Catherine Smallwood, senior emergency officer at WHO Europe, warned that such immunisation is at least 18 months away.

And she dismissed suggestions from health minister Nadine Dorries that the UK needs a vaccine before it can “exit full lockdown”.

During a briefing on Thursday, Smallwood said: “The WHO is not saying we need to wait for a vaccine.

“We don’t know when a vaccine will be available for use in our populations and what we don’t want to do is take action now based on the situation now.

Health minister Nadine Dorries has suggested the UK will need a vaccine before it can exit full lockdown 

“We need to think of ourselves in a position of a new normal until such a time that a vaccine might become available to us.”

She added that more than 70 potential coronavirus vaccines are currently being developed, but that it is likely to be at least 18 months before one is available.

She added: “We are aware that in reality it normally takes several years for a vaccine to become available, but we can’t predict when a vaccine will become available and we can’t wait for that.”

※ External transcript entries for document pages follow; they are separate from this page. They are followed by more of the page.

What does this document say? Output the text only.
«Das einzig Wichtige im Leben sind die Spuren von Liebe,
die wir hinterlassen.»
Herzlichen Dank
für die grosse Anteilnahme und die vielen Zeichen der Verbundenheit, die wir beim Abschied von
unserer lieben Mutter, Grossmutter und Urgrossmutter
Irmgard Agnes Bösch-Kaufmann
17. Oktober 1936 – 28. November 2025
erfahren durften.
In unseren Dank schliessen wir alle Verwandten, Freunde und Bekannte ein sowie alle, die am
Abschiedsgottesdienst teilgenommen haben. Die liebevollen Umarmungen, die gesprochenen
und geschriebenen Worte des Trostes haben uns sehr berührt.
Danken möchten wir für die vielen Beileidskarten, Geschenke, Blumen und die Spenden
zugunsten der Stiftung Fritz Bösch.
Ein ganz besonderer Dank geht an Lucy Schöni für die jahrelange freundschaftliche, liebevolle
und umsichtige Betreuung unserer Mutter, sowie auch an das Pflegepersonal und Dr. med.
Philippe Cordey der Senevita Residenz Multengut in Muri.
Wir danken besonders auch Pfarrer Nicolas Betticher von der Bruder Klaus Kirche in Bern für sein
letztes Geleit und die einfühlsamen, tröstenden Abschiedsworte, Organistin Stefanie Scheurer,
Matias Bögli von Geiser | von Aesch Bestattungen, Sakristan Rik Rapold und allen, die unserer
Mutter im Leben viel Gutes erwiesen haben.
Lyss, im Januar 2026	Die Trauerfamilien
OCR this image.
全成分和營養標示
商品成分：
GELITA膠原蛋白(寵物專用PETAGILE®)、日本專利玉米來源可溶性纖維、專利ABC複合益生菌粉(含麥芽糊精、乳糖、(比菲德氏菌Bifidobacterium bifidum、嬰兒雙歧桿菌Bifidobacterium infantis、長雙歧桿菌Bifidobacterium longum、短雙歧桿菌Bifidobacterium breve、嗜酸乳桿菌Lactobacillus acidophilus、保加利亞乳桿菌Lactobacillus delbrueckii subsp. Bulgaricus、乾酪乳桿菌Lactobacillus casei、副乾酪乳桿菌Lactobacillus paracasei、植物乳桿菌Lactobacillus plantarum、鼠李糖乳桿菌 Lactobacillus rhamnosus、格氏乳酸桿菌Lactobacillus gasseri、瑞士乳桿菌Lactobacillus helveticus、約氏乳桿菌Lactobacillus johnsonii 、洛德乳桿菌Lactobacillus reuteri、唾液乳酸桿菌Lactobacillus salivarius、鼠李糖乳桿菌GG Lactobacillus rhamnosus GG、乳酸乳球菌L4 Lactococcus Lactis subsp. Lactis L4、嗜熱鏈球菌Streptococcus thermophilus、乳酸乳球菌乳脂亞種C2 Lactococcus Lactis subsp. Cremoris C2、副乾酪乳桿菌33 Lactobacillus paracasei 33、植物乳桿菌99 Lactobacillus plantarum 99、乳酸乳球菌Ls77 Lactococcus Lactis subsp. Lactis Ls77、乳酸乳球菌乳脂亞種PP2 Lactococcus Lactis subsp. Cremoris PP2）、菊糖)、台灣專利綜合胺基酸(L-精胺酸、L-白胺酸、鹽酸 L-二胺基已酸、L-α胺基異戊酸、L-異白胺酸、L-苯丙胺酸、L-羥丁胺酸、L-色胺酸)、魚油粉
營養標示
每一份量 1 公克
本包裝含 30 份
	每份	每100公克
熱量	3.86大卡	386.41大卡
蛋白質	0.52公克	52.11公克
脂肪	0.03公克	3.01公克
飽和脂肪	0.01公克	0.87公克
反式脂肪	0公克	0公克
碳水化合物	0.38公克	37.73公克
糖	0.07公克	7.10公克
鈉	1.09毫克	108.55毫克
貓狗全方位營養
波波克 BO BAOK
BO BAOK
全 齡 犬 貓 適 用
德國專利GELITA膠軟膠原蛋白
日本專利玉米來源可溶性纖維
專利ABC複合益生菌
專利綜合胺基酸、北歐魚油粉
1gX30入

The UK’s current lockdown measures are expected to be extended on Thursday evening. Speaking to BBC Radio 4′s Today programme, Neil Ferguson, of Imperial College London, said easing the lockdown after another three weeks would depend on “how quickly case numbers go down”.

Professor Ferguson added: “If we relax measures too much then we’ll see a resurgence of transmission.

“What we really need is the ability to put something in their place. If we want to open schools, let people get back to work, then we need to keep transmission down in another manner.

“And I should say, it’s not going to be going back to normal. We will have to maintain some level of social distancing, a significant level of social distancing, probably indefinitely, until we have a vaccine available.”